Jacob Verburgt
Senior AI Applications Scientist
I support and develop GPU-accelerated research computing environments, with experience in HPC cluster operations, utilization monitoring, and distributed workloads. My interests and roles include building and supporting software for AI workloads and graphics systems, scalable software stacks, and helping researchers use advanced computing resources effectively.
Education
- Ph.D., Biological Sciences - Structural and Computational Biology & Biophysics , Purdue University (2025)
- M.S., Applied Statistics, Purdue Univeristy (2025)
- B.S., Biomolecular Engineering, Milwaukee School of Engineering (2018)
Projects
Model Quality Self-Assessment Improvement Via Deep Graph Learning
In this project, I implemented state-of-the-art graph neural network architecture to improve the self-reported confidence scores of protein structure prediction programs. This was accomplished through a combination of feature engineering, model optimization, hyperparameter tuning, and training data optimization.
High Performance Computing Resource Monitoring
This project automated the collection, analysis, and reporting of GPU performance metrics on high-performance computing clusters in an effort to identify underutilized resources and minimize computational waste.
We also built a command-line interface to allow HPC users to query and download their own GPU utilization data so they can better understand their own usage patterns.
Selected Publications
J. Verburgt, Z. Zhang, and D. Kihara, “AlphaFold model quality self-assessment improvement via deep graph learning”, Protein Sci., vol. 34, no. 9, p. e70274, 2025, doi: 10.1002/pro.70274.
R. T. DeRue and J. Verburgt, “CANARI: A Monitoring Framework for Cluster Analysis and Node Assessment for Resource Integrity,” in SC24-W: Workshops of the International Conference for High Performance Computing, Networking, Storage and Analysis, Nov. 2024, pp. 613–620. doi: 10.1109/SCW63240.2024.00085.

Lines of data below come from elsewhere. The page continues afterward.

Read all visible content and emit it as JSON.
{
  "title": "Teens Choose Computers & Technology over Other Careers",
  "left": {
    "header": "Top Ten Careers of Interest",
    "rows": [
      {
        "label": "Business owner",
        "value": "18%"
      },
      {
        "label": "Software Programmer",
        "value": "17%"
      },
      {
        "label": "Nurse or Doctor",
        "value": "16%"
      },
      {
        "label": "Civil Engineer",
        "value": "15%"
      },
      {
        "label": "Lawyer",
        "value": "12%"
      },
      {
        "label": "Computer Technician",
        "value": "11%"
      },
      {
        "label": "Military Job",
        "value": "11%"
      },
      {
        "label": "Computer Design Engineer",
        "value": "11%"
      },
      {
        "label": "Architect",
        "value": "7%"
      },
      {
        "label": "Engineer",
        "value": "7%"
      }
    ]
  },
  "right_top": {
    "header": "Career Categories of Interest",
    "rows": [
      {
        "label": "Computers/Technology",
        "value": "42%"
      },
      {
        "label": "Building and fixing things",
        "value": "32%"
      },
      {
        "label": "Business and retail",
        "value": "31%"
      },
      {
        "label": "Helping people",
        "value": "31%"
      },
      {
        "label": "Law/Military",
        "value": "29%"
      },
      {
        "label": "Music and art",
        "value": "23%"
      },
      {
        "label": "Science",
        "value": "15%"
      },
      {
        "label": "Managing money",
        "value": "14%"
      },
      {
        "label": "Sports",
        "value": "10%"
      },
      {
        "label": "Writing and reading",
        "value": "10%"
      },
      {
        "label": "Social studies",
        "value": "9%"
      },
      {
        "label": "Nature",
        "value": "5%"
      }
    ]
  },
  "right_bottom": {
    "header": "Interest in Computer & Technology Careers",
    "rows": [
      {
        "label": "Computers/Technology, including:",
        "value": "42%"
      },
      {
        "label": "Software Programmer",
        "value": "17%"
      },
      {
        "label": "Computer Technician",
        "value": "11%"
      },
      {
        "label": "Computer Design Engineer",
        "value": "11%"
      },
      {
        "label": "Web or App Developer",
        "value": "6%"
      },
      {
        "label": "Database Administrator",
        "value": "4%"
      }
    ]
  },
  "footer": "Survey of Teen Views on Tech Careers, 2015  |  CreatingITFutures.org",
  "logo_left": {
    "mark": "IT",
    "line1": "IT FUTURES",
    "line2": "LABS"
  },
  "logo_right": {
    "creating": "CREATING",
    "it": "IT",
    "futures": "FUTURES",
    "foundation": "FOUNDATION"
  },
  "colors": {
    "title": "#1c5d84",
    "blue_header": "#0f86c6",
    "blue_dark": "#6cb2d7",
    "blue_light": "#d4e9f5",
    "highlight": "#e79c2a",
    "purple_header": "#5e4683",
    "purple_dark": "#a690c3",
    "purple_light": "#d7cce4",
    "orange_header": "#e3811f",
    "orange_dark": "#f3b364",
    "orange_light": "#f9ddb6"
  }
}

M. F. Lensink, …, J. Verburgt, …, S. Wodak, “Impact of AlphaFold on structure prediction of protein complexes: The CASP15-CAPRI experiment” , Proteins: Structure, Function, and Bioinformatics, vol. 91, no. 12, pp. 1658–1683, 2023, doi: 10.1002/prot.26609.
J. Verburgt, A. Jain, and D. Kihara, “Recent Deep Learning Applications to Structure-Based Drug Design,” Methods Mol Biol, vol. 2714, pp. 215–234, 2024, doi: 10.1007/978-1-0716-3441-7_13.